Dertli de olsa dertsiz de olsa, iyi de olsa kötü de olsa, geçiyor günler, hem de hiç kimseye sormadan ve sessizce...
Bir zalimin zalimliği, kendisinden sonra daha zalim birinin gelmesiyle ortadan kalkmaz. Zalim her zaman ve mekânda zalimdir.
Bir Seyyah der ki, tecrübe ile sabittir ki, İkamet yerinin dışında bir yere tatile gitmek insanı yorar. Gidenler evlerine yorgun dönerler.
Bizim makûl dediğimiz, yönetici olan insanların izahı güç bir davranış tarzı vardır: Kendisinden olan, tanıdığı insanların mesela 5 zaafı varsa, onu tercih etmez ama 100 tane zaafı olan ancak tanımadığı ve bilmediği kişileri tercih eder.

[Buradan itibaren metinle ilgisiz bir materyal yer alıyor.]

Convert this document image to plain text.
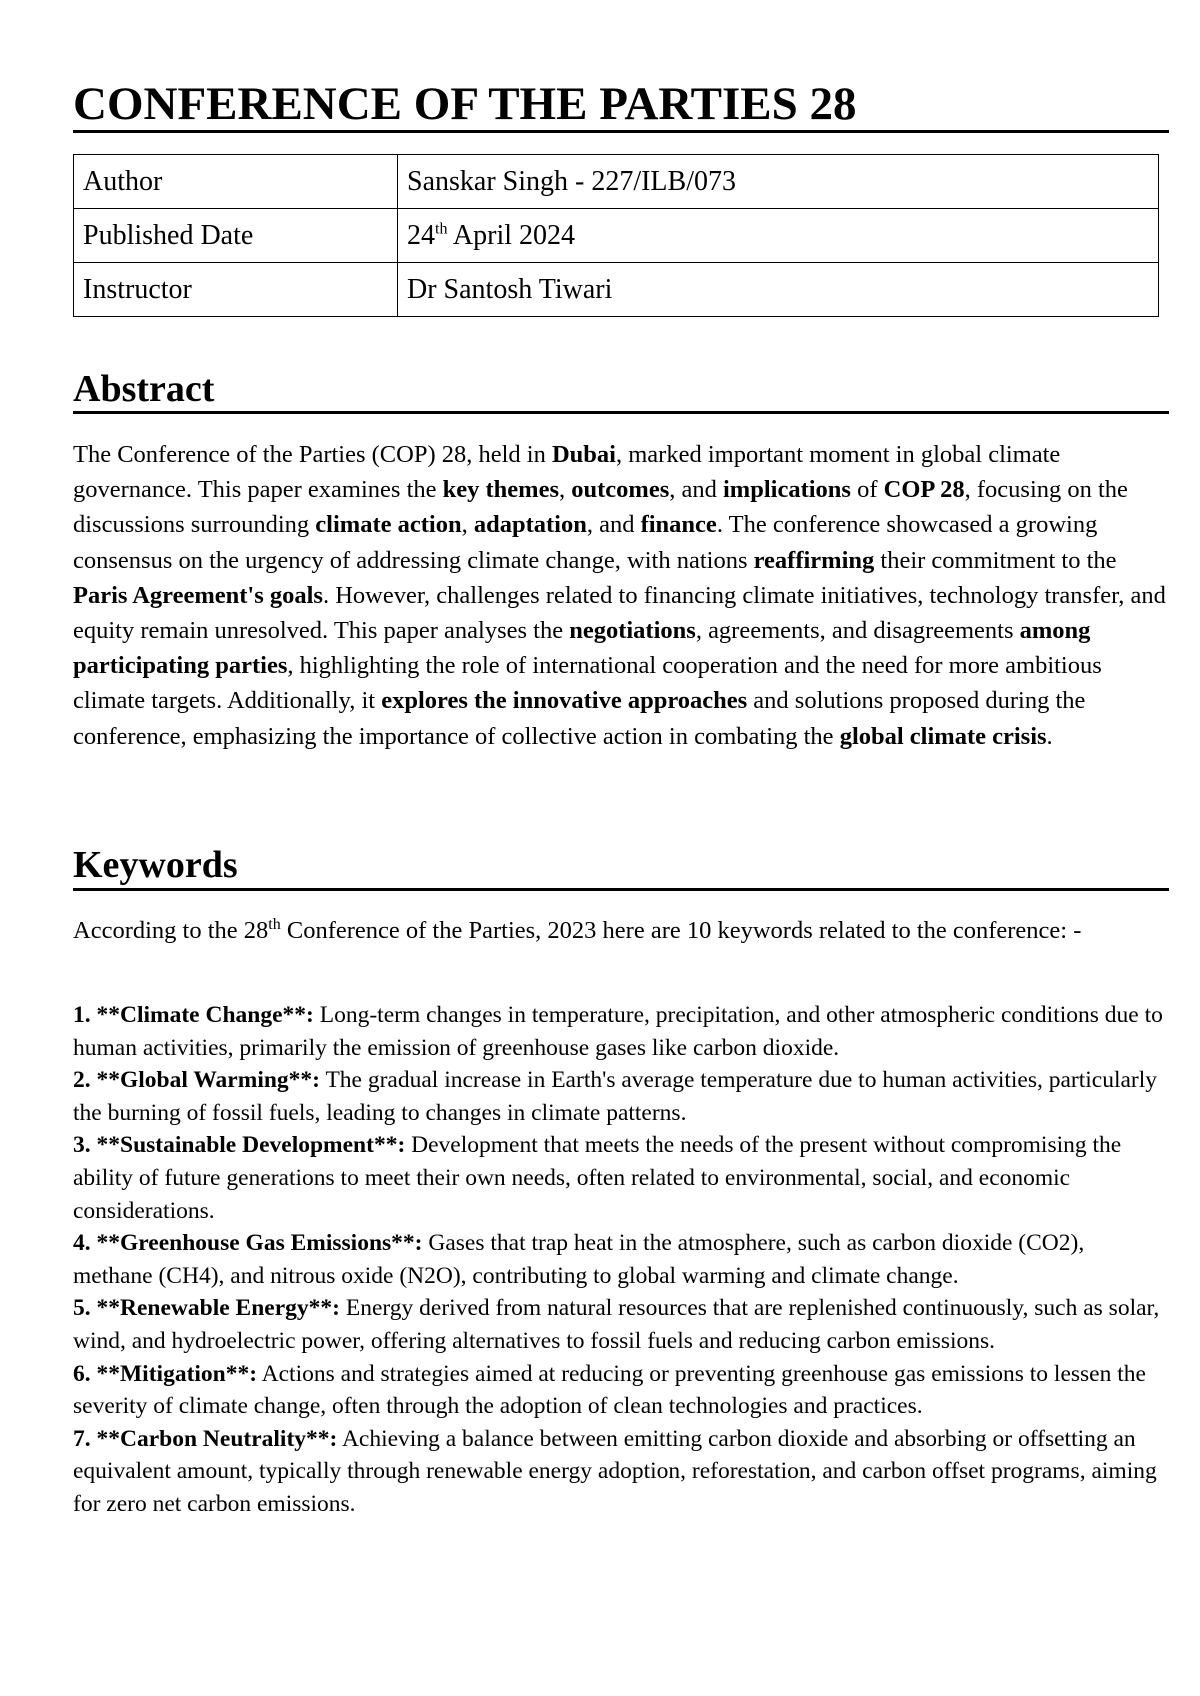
CONFERENCE OF THE PARTIES 28
Author	Sanskar Singh - 227/ILB/073
Published Date	24th April 2024
Instructor	Dr Santosh Tiwari
Abstract

The Conference of the Parties (COP) 28, held in Dubai, marked important moment in global climate governance. This paper examines the key themes, outcomes, and implications of COP 28, focusing on the discussions surrounding climate action, adaptation, and finance. The conference showcased a growing consensus on the urgency of addressing climate change, with nations reaffirming their commitment to the Paris Agreement's goals. However, challenges related to financing climate initiatives, technology transfer, and equity remain unresolved. This paper analyses the negotiations, agreements, and disagreements among participating parties, highlighting the role of international cooperation and the need for more ambitious climate targets. Additionally, it explores the innovative approaches and solutions proposed during the conference, emphasizing the importance of collective action in combating the global climate crisis.

Keywords

According to the 28th Conference of the Parties, 2023 here are 10 keywords related to the conference: -

1. **Climate Change**: Long-term changes in temperature, precipitation, and other atmospheric conditions due to human activities, primarily the emission of greenhouse gases like carbon dioxide.
2. **Global Warming**: The gradual increase in Earth's average temperature due to human activities, particularly the burning of fossil fuels, leading to changes in climate patterns.
3. **Sustainable Development**: Development that meets the needs of the present without compromising the ability of future generations to meet their own needs, often related to environmental, social, and economic considerations.
4. **Greenhouse Gas Emissions**: Gases that trap heat in the atmosphere, such as carbon dioxide (CO2), methane (CH4), and nitrous oxide (N2O), contributing to global warming and climate change.
5. **Renewable Energy**: Energy derived from natural resources that are replenished continuously, such as solar, wind, and hydroelectric power, offering alternatives to fossil fuels and reducing carbon emissions.
6. **Mitigation**: Actions and strategies aimed at reducing or preventing greenhouse gas emissions to lessen the severity of climate change, often through the adoption of clean technologies and practices.
7. **Carbon Neutrality**: Achieving a balance between emitting carbon dioxide and absorbing or offsetting an equivalent amount, typically through renewable energy adoption, reforestation, and carbon offset programs, aiming for zero net carbon emissions.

Kanaatim odur ki; Rahmetli babasının ismi ve unvanı altında, onun gölgesine sığınarak icra-i sanat edenlerin ve edecek olanların gidecekleri bir YER ve HEDEF yoktur
Önceden haber vereyim de: Noel Baba (!), bu yılbaşı gelmeyecekmiş. Bu yıl kutupları ziyaret edecekmiş. Dostlarına selamı var. 'Ömür olursa, gelecek yılbaşı nasip!' demiş. Üzülecek olanlara saygı ile duyurulur.
Hani demem o ki; Her insanoğlu ölümlüdür. Bunun istisnası yoktur. Bu durumu herkes bilir... Ama gel gör ki; 'bulunması gereken' yerde bulunduğunun, 'bulunmaması gereken' yerde de bulunmadığının pek farkında olmaz...

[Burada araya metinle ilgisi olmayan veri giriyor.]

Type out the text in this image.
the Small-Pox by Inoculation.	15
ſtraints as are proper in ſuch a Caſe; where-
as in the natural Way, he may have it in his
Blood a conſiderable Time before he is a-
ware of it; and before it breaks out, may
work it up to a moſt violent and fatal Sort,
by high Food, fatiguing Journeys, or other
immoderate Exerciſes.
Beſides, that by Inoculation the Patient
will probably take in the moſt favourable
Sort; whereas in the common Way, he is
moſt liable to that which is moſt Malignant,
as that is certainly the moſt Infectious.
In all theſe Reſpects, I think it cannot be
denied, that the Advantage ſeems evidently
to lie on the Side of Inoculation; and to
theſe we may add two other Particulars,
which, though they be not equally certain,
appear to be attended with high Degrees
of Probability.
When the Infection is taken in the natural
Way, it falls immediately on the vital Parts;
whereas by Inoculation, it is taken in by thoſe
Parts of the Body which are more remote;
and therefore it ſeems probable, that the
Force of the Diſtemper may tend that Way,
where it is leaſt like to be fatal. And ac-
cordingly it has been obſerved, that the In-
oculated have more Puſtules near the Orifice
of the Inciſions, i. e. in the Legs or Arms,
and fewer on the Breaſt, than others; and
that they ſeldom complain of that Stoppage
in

Bilirsiniz bilmesine de… ‘Nefret’ve ‘Sevgi’, insanoğlunun yeryüzüne teşrifinden bu yana hep olagelmiştir. Bundan sonra da kıyamete kadar mevcudiyetini sürdürecektir. Allah düşmanlarına nefret, Allah dostlarına da sevgi hiçbir zaman bitmeyecektir.
Hatırlayanlarımız elbette vardır. Bir zamanlar şöyle bir söz vardı: Şahları da vururlar... Şimdi, yani günümüzde teknoloji çok ilerledi. Şahların yanında, piyonları, onların dahi piyonlarını, taşeronları ve taşeronların taşeronlarını, tetikçileri ve tetikçilerin tetikçilerini vuracaklar...

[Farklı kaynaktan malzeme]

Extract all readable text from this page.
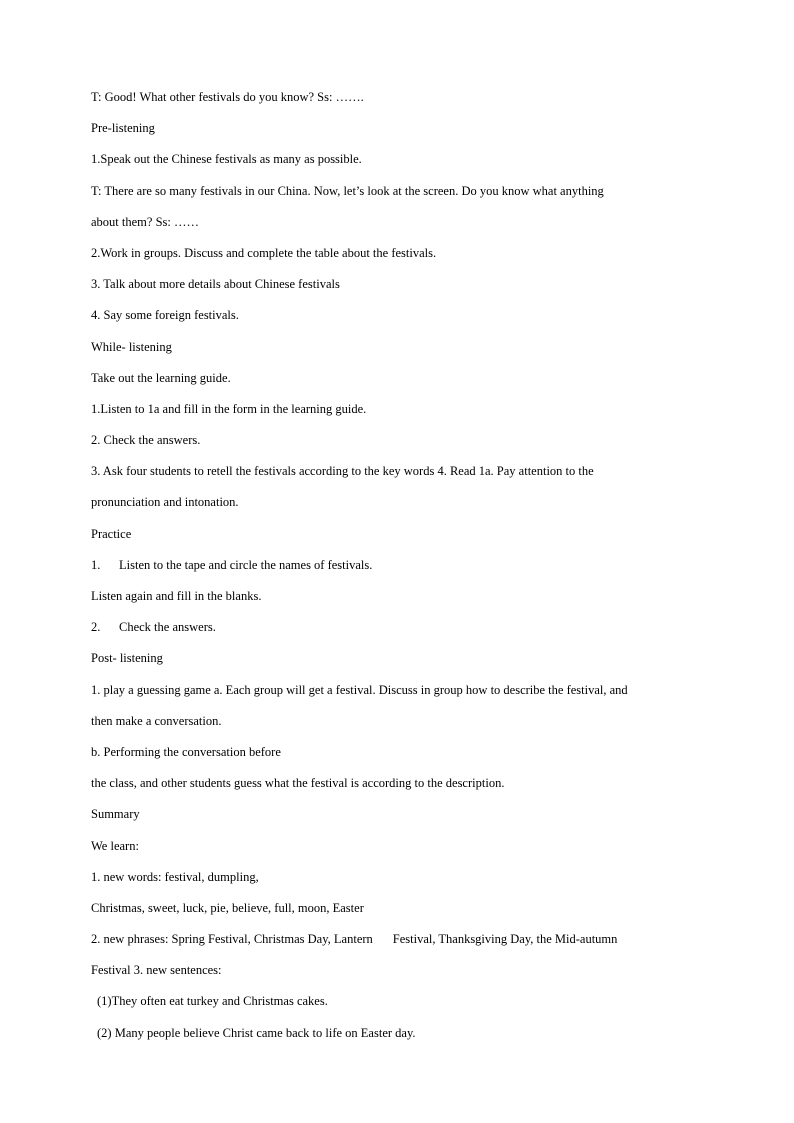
T: Good! What other festivals do you know? Ss: …….

Pre-listening

1.Speak out the Chinese festivals as many as possible.

T: There are so many festivals in our China. Now, let’s look at the screen. Do you know what anything

about them? Ss: ……

2.Work in groups. Discuss and complete the table about the festivals.

3. Talk about more details about Chinese festivals

4. Say some foreign festivals.

While- listening

Take out the learning guide.

1.Listen to 1a and fill in the form in the learning guide.

2. Check the answers.

3. Ask four students to retell the festivals according to the key words 4. Read 1a. Pay attention to the

pronunciation and intonation.

Practice

1. Listen to the tape and circle the names of festivals.

Listen again and fill in the blanks.

2. Check the answers.

Post- listening

1. play a guessing game a. Each group will get a festival. Discuss in group how to describe the festival, and

then make a conversation.

b. Performing the conversation before

the class, and other students guess what the festival is according to the description.

Summary

We learn:

1. new words: festival, dumpling,

Christmas, sweet, luck, pie, believe, full, moon, Easter

2. new phrases: Spring Festival, Christmas Day, Lantern Festival, Thanksgiving Day, the Mid-autumn

Festival 3. new sentences:

(1)They often eat turkey and Christmas cakes.

(2) Many people believe Christ came back to life on Easter day.
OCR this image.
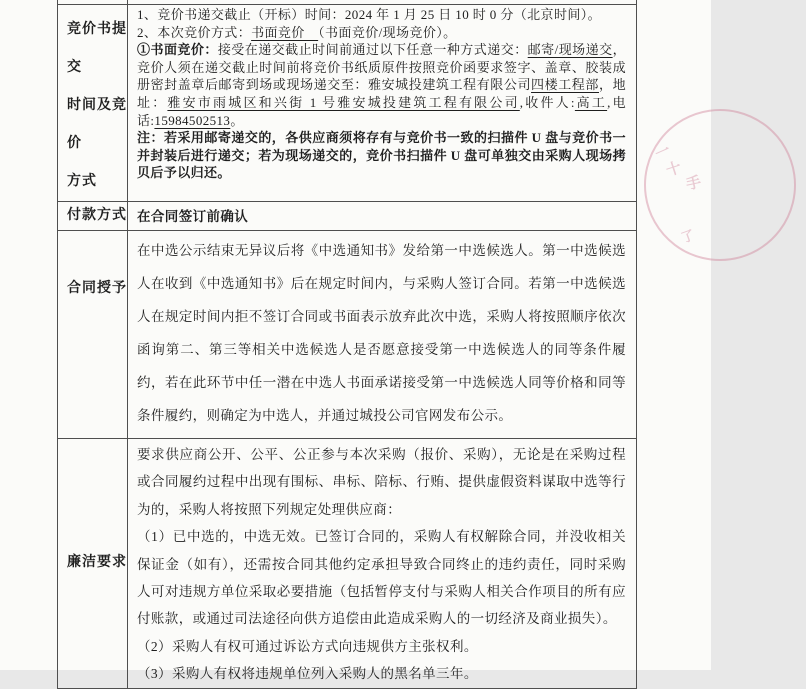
竞价书提交
时间及竞价
方式

1、竞价书递交截止（开标）时间：2024 年 1 月 25 日 10 时 0 分（北京时间）。

2、本次竞价方式：书面竞价　（书面竞价/现场竞价）。

①书面竞价：接受在递交截止时间前通过以下任意一种方式递交：邮寄/现场递交，竞价人须在递交截止时间前将竞价书纸质原件按照竞价函要求签字、盖章、胶装成册密封盖章后邮寄到场或现场递交至：雅安城投建筑工程有限公司四楼工程部，地址：雅安市雨城区和兴街 1 号雅安城投建筑工程有限公司,收件人:高工,电话:15984502513。

注：若采用邮寄递交的，各供应商须将存有与竞价书一致的扫描件 U 盘与竞价书一并封装后进行递交；若为现场递交的，竞价书扫描件 U 盘可单独交由采购人现场拷贝后予以归还。

付款方式 在合同签订前确认

合同授予

在中选公示结束无异议后将《中选通知书》发给第一中选候选人。第一中选候选人在收到《中选通知书》后在规定时间内，与采购人签订合同。若第一中选候选人在规定时间内拒不签订合同或书面表示放弃此次中选，采购人将按照顺序依次函询第二、第三等相关中选候选人是否愿意接受第一中选候选人的同等条件履约，若在此环节中任一潜在中选人书面承诺接受第一中选候选人同等价格和同等条件履约，则确定为中选人，并通过城投公司官网发布公示。

廉洁要求

要求供应商公开、公平、公正参与本次采购（报价、采购），无论是在采购过程或合同履约过程中出现有围标、串标、陪标、行贿、提供虚假资料谋取中选等行为的，采购人将按照下列规定处理供应商：

（1）已中选的，中选无效。已签订合同的，采购人有权解除合同，并没收相关保证金（如有），还需按合同其他约定承担导致合同终止的违约责任，同时采购人可对违规方单位采取必要措施（包括暂停支付与采购人相关合作项目的所有应付账款，或通过司法途径向供方追偿由此造成采购人的一切经济及商业损失）。

（2）采购人有权可通过诉讼方式向违规供方主张权利。

（3）采购人有权将违规单位列入采购人的黑名单三年。

一
十
手
了
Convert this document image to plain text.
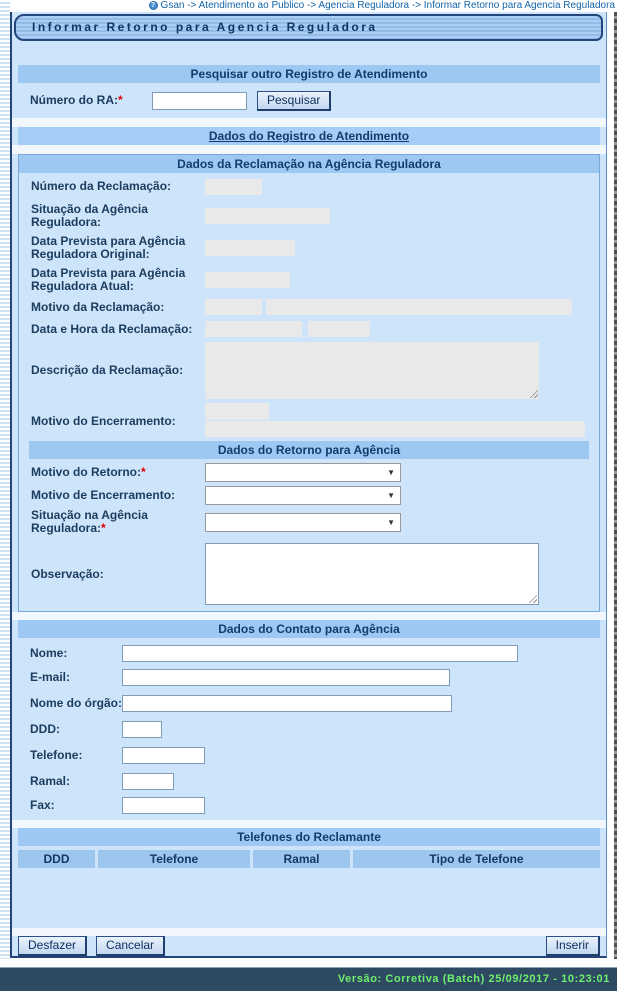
? Gsan -> Atendimento ao Publico -> Agencia Reguladora -> Informar Retorno para Agencia Reguladora
Informar Retorno para Agencia Reguladora
Pesquisar outro Registro de Atendimento
Número do RA:*	Pesquisar
Dados do Registro de Atendimento
Dados da Reclamação na Agência Reguladora
Número da Reclamação:
Situação da Agência Reguladora:
Data Prevista para Agência Reguladora Original:
Data Prevista para Agência Reguladora Atual:
Motivo da Reclamação:
Data e Hora da Reclamação:
Descrição da Reclamação:
Motivo do Encerramento:
Dados do Retorno para Agência
Motivo do Retorno:*	▼
Motivo de Encerramento:	▼
Situação na Agência Reguladora:*	▼
Observação:
Dados do Contato para Agência
Nome:
E-mail:
Nome do órgão:
DDD:
Telefone:
Ramal:
Fax:
Telefones do Reclamante
DDD	Telefone	Ramal	Tipo de Telefone
Desfazer	Cancelar	Inserir
Versão: Corretiva (Batch) 25/09/2017 - 10:23:01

Şimdi var ya... Seyyah olup, İran'ın İsfahan şehrine gideceksin. Şehrin sırtını dayadığı tepeye çıkacak, oraya park edip, şehri tepeden temaşa edecek ve şehrin ışık yıldızlarına baka baka dalıp gideceksin aracının içinde, tıpkı 1996'da yaptığın gibi... Hayal ama olsun, hayal kurmaktan ölünmez ki...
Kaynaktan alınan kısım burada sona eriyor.